All About Blockchain Transaction Fee

in #crypto3 years ago

Transaction fees serve two essential purposes when it comes to blockchain networks. They reward miners or validators who help confirm transactions and help protect the network from spam attacks.

Transaction fees can be both small or large, depending on the network activity. Market forces can also influence the fees you pay. While high fees can hinder wider blockchain adoption, very low fees could potentially bring security concerns.

Why transaction fees?
Transaction fees are and have been an essential part of most blockchain systems since their inception. You are most likely to have come across them when sending, depositing, or withdrawing crypto.

The majority of cryptocurrencies use transaction fees for two important reasons. First of all, fees reduce the amount of spam on the network. It also makes large-scale spam attacks costly and expensive to implement. Secondly, transaction fees act as an incentive for users that help verify and validate transactions.
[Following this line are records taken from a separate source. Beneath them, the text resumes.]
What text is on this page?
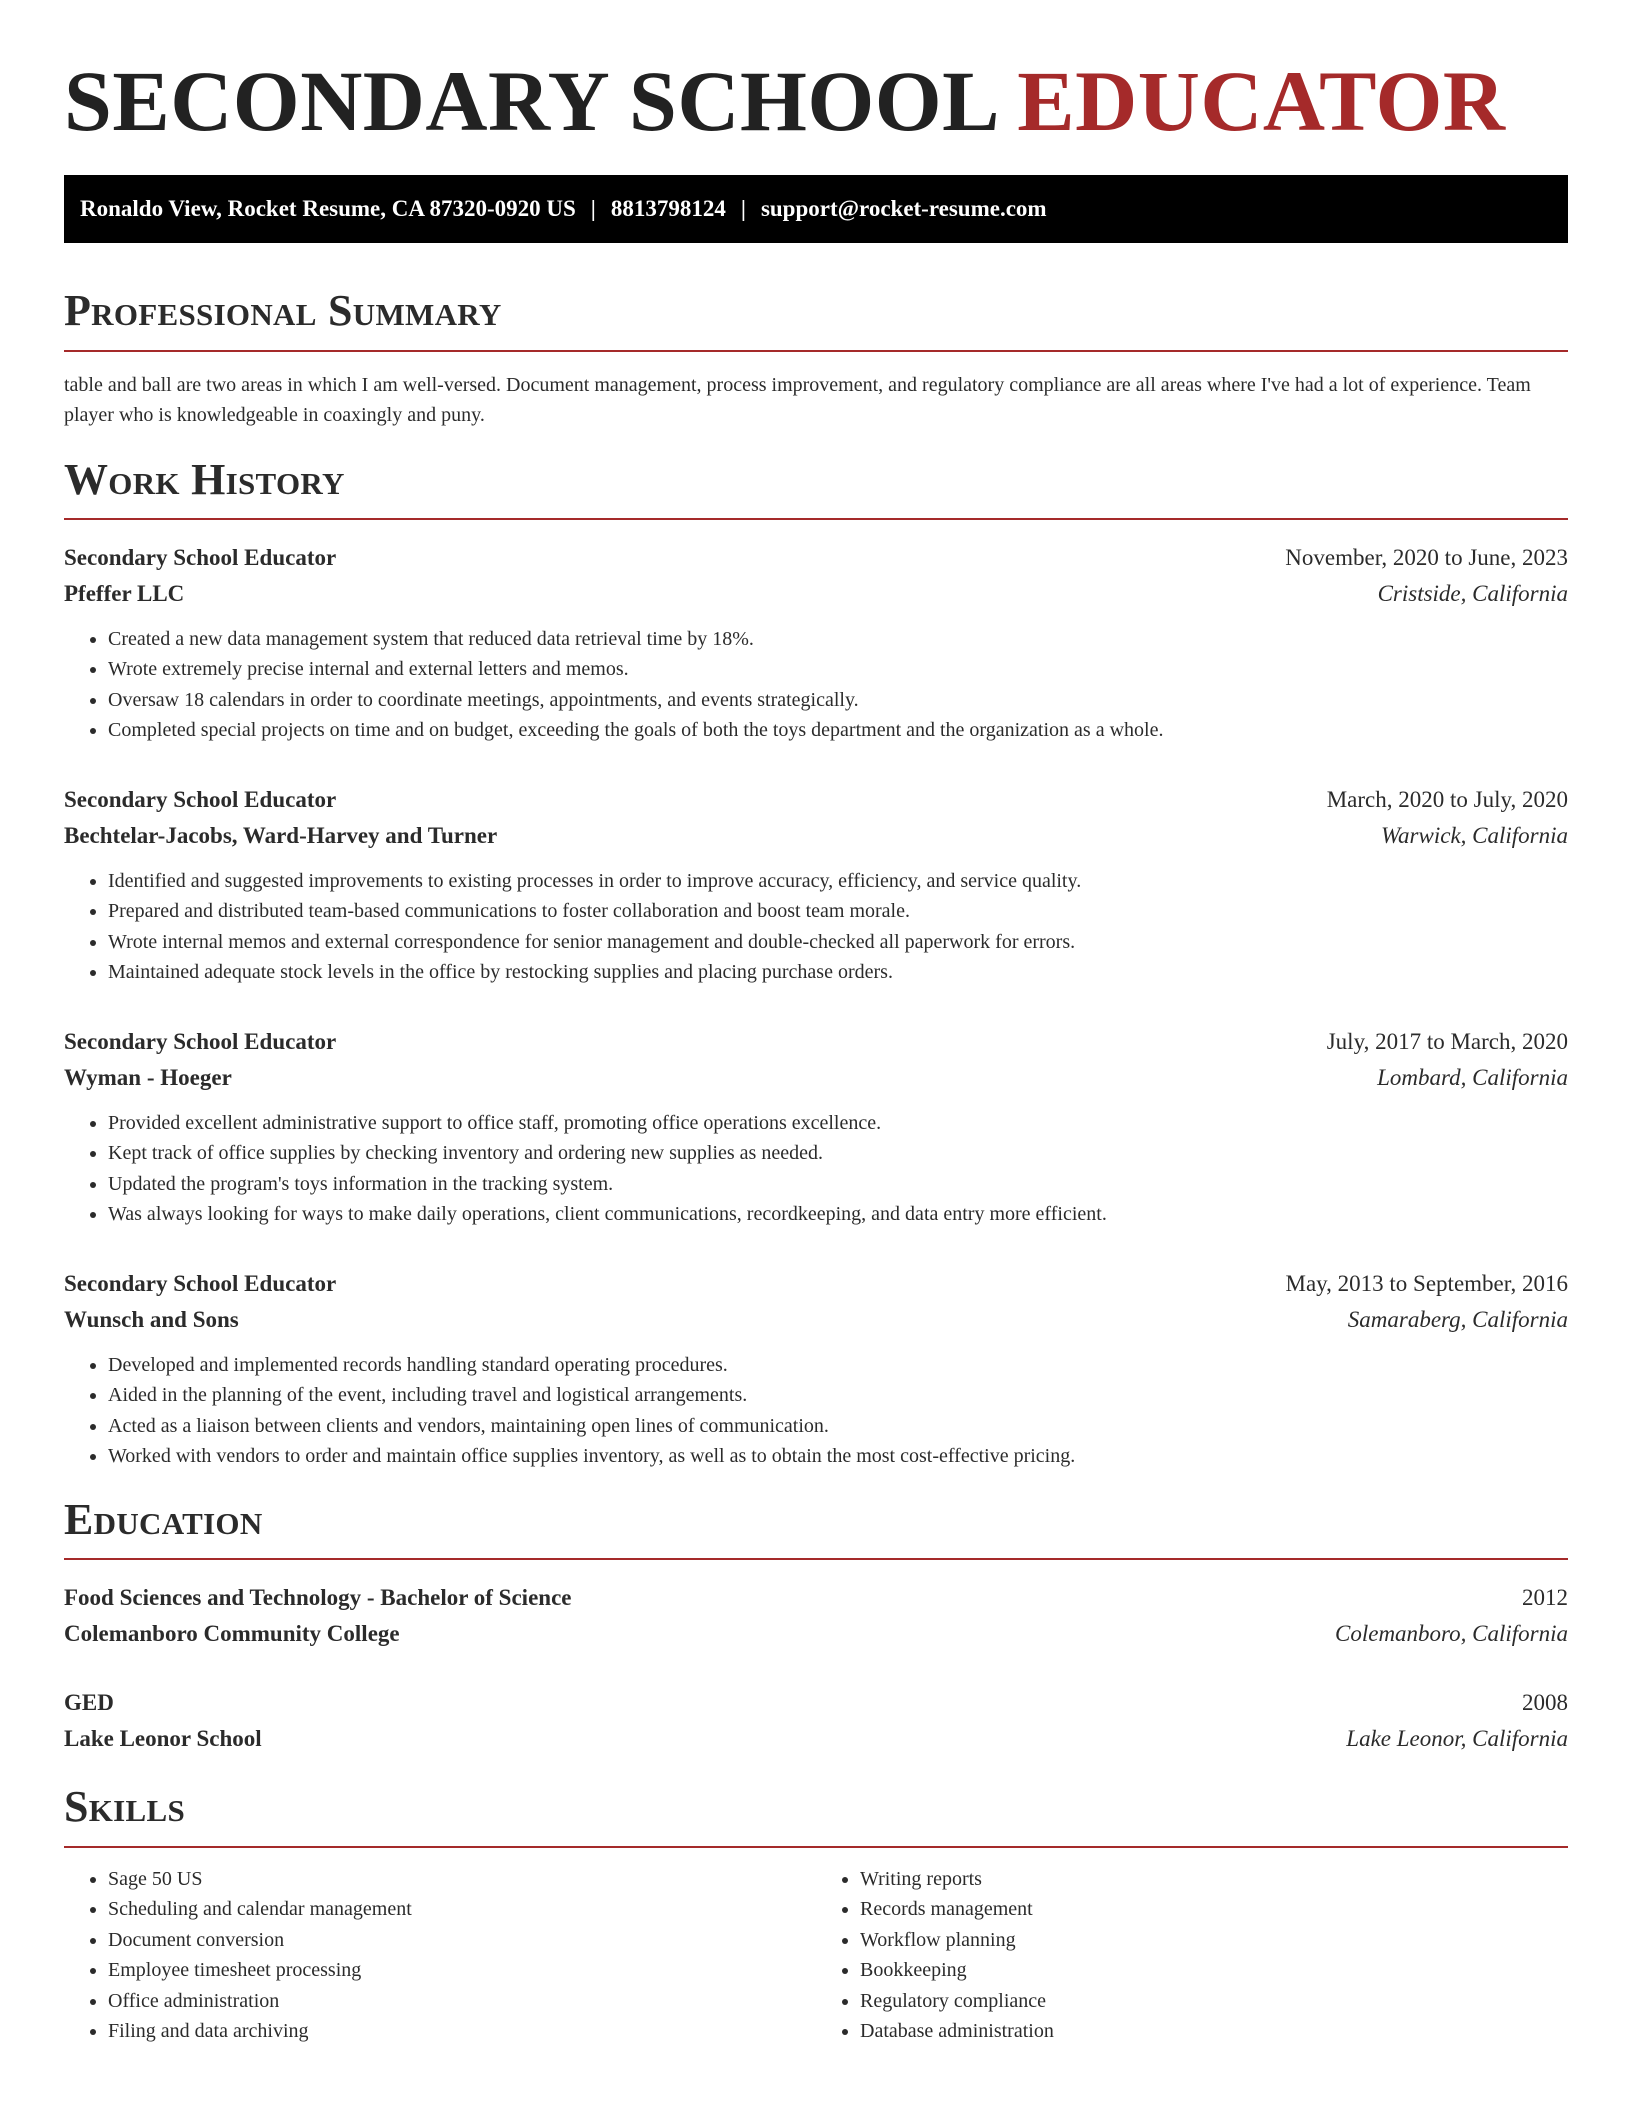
SECONDARY SCHOOL EDUCATOR
Ronaldo View, Rocket Resume, CA 87320-0920 US | 8813798124 | support@rocket-resume.com
Professional Summary

table and ball are two areas in which I am well-versed. Document management, process improvement, and regulatory compliance are all areas where I've had a lot of experience. Team player who is knowledgeable in coaxingly and puny.

Work History
Secondary School Educator	November, 2020 to June, 2023
Pfeffer LLC	Cristside, California
• Created a new data management system that reduced data retrieval time by 18%.
• Wrote extremely precise internal and external letters and memos.
• Oversaw 18 calendars in order to coordinate meetings, appointments, and events strategically.
• Completed special projects on time and on budget, exceeding the goals of both the toys department and the organization as a whole.
Secondary School Educator	March, 2020 to July, 2020
Bechtelar-Jacobs, Ward-Harvey and Turner	Warwick, California
• Identified and suggested improvements to existing processes in order to improve accuracy, efficiency, and service quality.
• Prepared and distributed team-based communications to foster collaboration and boost team morale.
• Wrote internal memos and external correspondence for senior management and double-checked all paperwork for errors.
• Maintained adequate stock levels in the office by restocking supplies and placing purchase orders.
Secondary School Educator	July, 2017 to March, 2020
Wyman - Hoeger	Lombard, California
• Provided excellent administrative support to office staff, promoting office operations excellence.
• Kept track of office supplies by checking inventory and ordering new supplies as needed.
• Updated the program's toys information in the tracking system.
• Was always looking for ways to make daily operations, client communications, recordkeeping, and data entry more efficient.
Secondary School Educator	May, 2013 to September, 2016
Wunsch and Sons	Samaraberg, California
• Developed and implemented records handling standard operating procedures.
• Aided in the planning of the event, including travel and logistical arrangements.
• Acted as a liaison between clients and vendors, maintaining open lines of communication.
• Worked with vendors to order and maintain office supplies inventory, as well as to obtain the most cost-effective pricing.
Education
Food Sciences and Technology - Bachelor of Science	2012
Colemanboro Community College	Colemanboro, California
GED	2008
Lake Leonor School	Lake Leonor, California
Skills
• Sage 50 US
• Scheduling and calendar management
• Document conversion
• Employee timesheet processing
• Office administration
• Filing and data archiving
• Writing reports
• Records management
• Workflow planning
• Bookkeeping
• Regulatory compliance
• Database administration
Think of it as a reward for helping the network.

For most blockchains, transaction fees are reasonably cheap, but they can get quite expensive depending on network traffic. As a user, the amount you choose to pay in fees determines your transaction's priority in being added to the next block. The higher the fee paid, the quicker the confirmation process.

Bitcoin transaction fees
As the world's first blockchain network, Bitcoin set the standard for transaction fees used by many cryptocurrencies today. Satoshi Nakamoto realized that transaction fees could protect the network from large-scale spam attacks and incentivize good behavior.

Bitcoin miners receive transaction fees as part of the process of confirming transactions to a new block. The pool of unconfirmed transactions is called the memory pool (or mempool). Naturally, miners will prioritize transactions with higher fees, which users agreed to pay when sending their BTC to another bitcoin wallet.
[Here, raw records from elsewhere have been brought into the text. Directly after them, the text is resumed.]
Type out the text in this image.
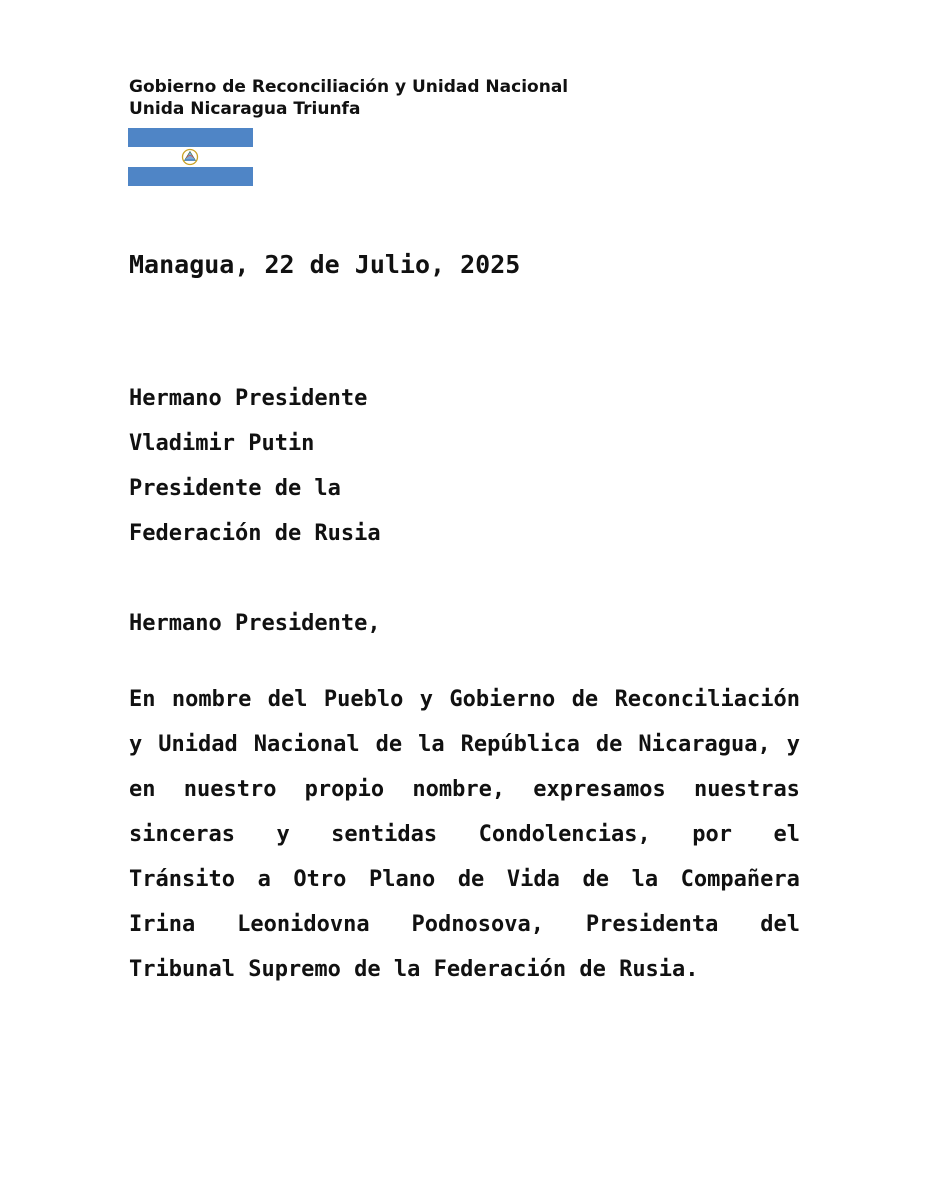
Gobierno de Reconciliación y Unidad Nacional
Unida Nicaragua Triunfa
Managua, 22 de Julio, 2025
Hermano Presidente
Vladimir Putin
Presidente de la
Federación de Rusia
Hermano Presidente,
En nombre del Pueblo y Gobierno de Reconciliación
y Unidad Nacional de la República de Nicaragua, y
en nuestro propio nombre, expresamos nuestras
sinceras y sentidas Condolencias, por el
Tránsito a Otro Plano de Vida de la Compañera
Irina Leonidovna Podnosova, Presidenta del
Tribunal Supremo de la Federación de Rusia.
Malicious actors who wish to slow down the network must therefore pay a fee associated with each transaction. If they set the fee too low, miners will likely ignore their transactions. If they put them at a suitable level, they incur a high economic cost. So, transaction fees also act as a simple but effective spam filter.

How are BTC transaction fees calculated?
On the Bitcoin network, certain crypto wallets allow users to set their transaction fees manually. It's also possible to send BTC with zero fees, but miners will most likely ignore such transactions, meaning they won't be validated.
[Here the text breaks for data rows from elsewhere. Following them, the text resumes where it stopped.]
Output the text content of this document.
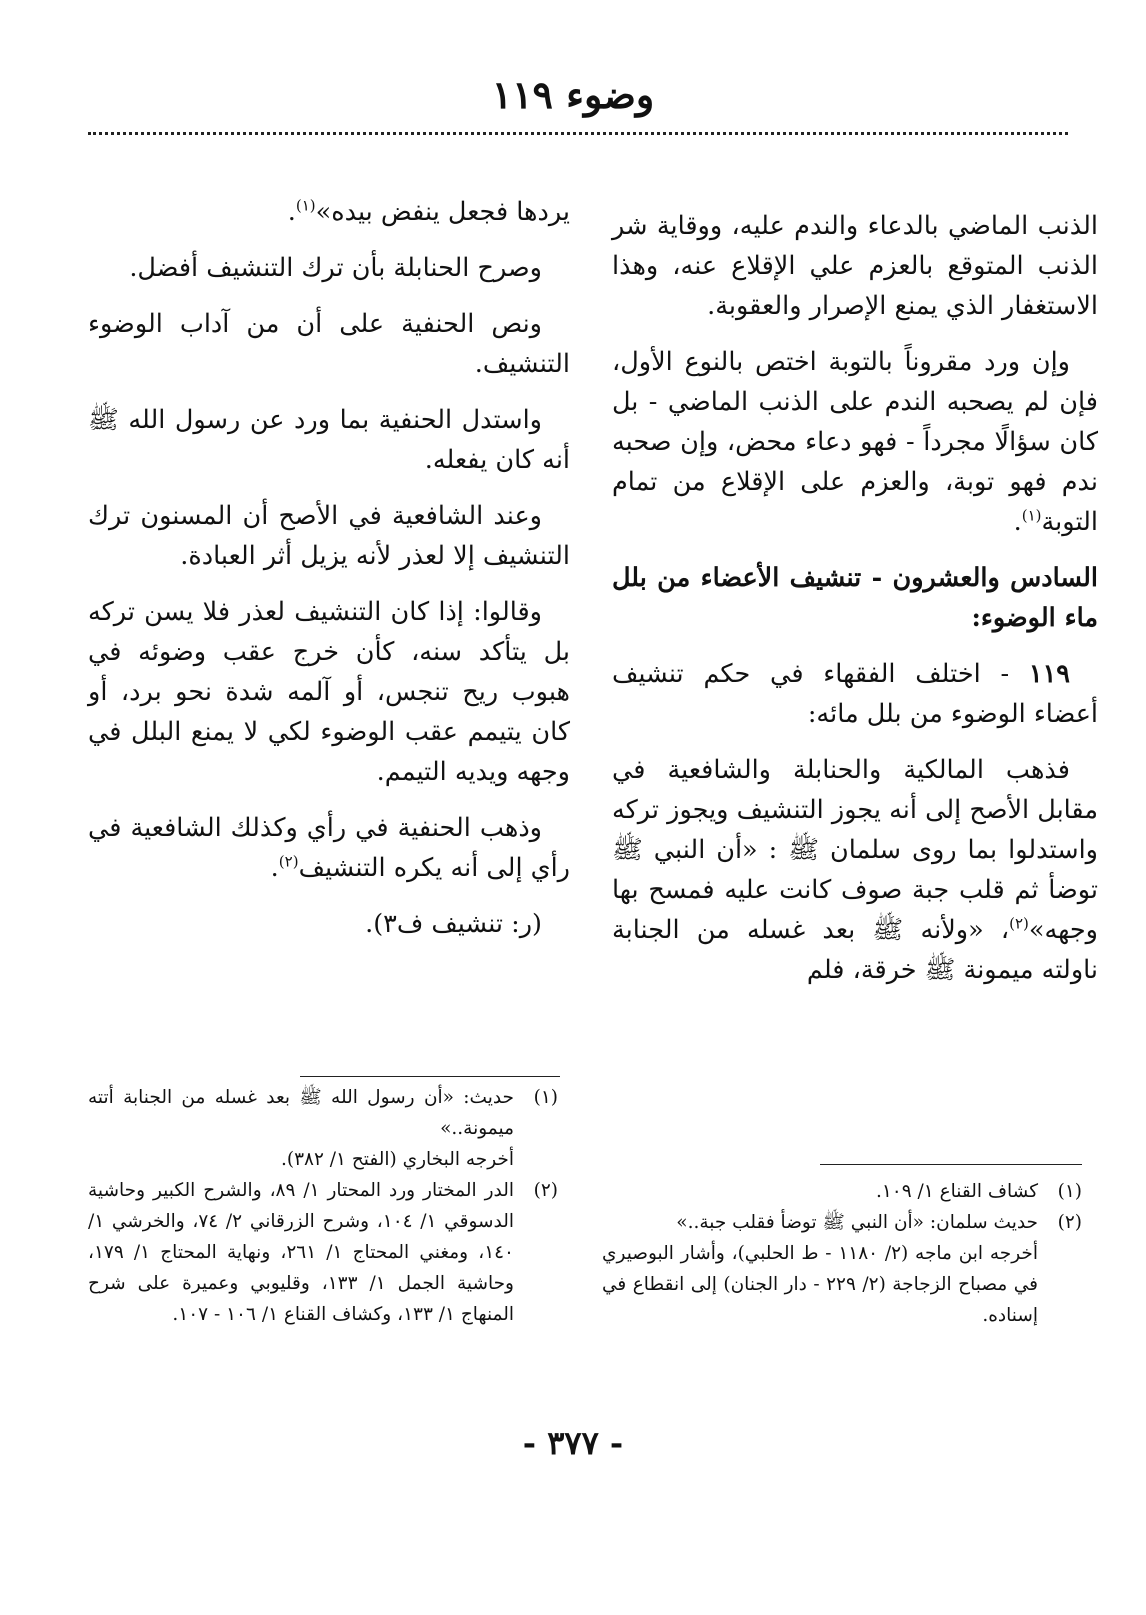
وضوء ١١٩

الذنب الماضي بالدعاء والندم عليه، ووقاية شر الذنب المتوقع بالعزم علي الإقلاع عنه، وهذا الاستغفار الذي يمنع الإصرار والعقوبة.

وإن ورد مقروناً بالتوبة اختص بالنوع الأول، فإن لم يصحبه الندم على الذنب الماضي - بل كان سؤالًا مجرداً - فهو دعاء محض، وإن صحبه ندم فهو توبة، والعزم على الإقلاع من تمام التوبة$^{(١)}$.

السادس والعشرون - تنشيف الأعضاء من بلل ماء الوضوء:

١١٩ - اختلف الفقهاء في حكم تنشيف أعضاء الوضوء من بلل مائه:

فذهب المالكية والحنابلة والشافعية في مقابل الأصح إلى أنه يجوز التنشيف ويجوز تركه واستدلوا بما روى سلمان ﷺ : «أن النبي ﷺ توضأ ثم قلب جبة صوف كانت عليه فمسح بها وجهه»$^{(٢)}$، «ولأنه ﷺ بعد غسله من الجنابة ناولته ميمونة ﷺ خرقة، فلم

يردها فجعل ينفض بيده»$^{(١)}$.

وصرح الحنابلة بأن ترك التنشيف أفضل.

ونص الحنفية على أن من آداب الوضوء التنشيف.

واستدل الحنفية بما ورد عن رسول الله ﷺ أنه كان يفعله.

وعند الشافعية في الأصح أن المسنون ترك التنشيف إلا لعذر لأنه يزيل أثر العبادة.

وقالوا: إذا كان التنشيف لعذر فلا يسن تركه بل يتأكد سنه، كأن خرج عقب وضوئه في هبوب ريح تنجس، أو آلمه شدة نحو برد، أو كان يتيمم عقب الوضوء لكي لا يمنع البلل في وجهه ويديه التيمم.

وذهب الحنفية في رأي وكذلك الشافعية في رأي إلى أنه يكره التنشيف$^{(٢)}$.

(ر: تنشيف ف٣).

(١)
حديث: «أن رسول الله ﷺ بعد غسله من الجنابة أتته ميمونة..»
أخرجه البخاري (الفتح ١/ ٣٨٢).
(٢)
الدر المختار ورد المحتار ١/ ٨٩، والشرح الكبير وحاشية الدسوقي ١/ ١٠٤، وشرح الزرقاني ٢/ ٧٤، والخرشي ١/ ١٤٠، ومغني المحتاج ١/ ٢٦١، ونهاية المحتاج ١/ ١٧٩، وحاشية الجمل ١/ ١٣٣، وقليوبي وعميرة على شرح المنهاج ١/ ١٣٣، وكشاف القناع ١/ ١٠٦ - ١٠٧.
(١)
كشاف القناع ١/ ١٠٩.
(٢)
حديث سلمان: «أن النبي ﷺ توضأ فقلب جبة..»
أخرجه ابن ماجه (٢/ ١١٨٠ - ط الحلبي)، وأشار البوصيري في مصباح الزجاجة (٢/ ٢٢٩ - دار الجنان) إلى انقطاع في إسناده.
- ٣٧٧ -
Unlike some tend to believe, Bitcoin fees are not dependent on the amount sent but on the transaction size (in bytes). For example, imagine your transaction size is 400 bytes, and the average transaction fee is now at 80 satoshis per byte. In that case, you would have to pay around 32,000 satoshis (or 0.00032 BTC) for a good chance of having your transaction added to the next block.

When network traffic is high, and there is a great demand for sending BTC, the transaction fee needed for speedy confirmation rises as other bitcoin users try to do the same. This may occur during periods of intense market volatility.

As such, the high fees can make it challenging to use BTC in day-to-day situations. Buying a $3 cup of coffee might not be practical if the fees are much higher than that.

Only a certain number of transactions can be included within a block, which has a limit of 1MB (i.e., block size). Miners add these blocks to the blockchain as quickly as possible, but there is still a limit to how fast they can go.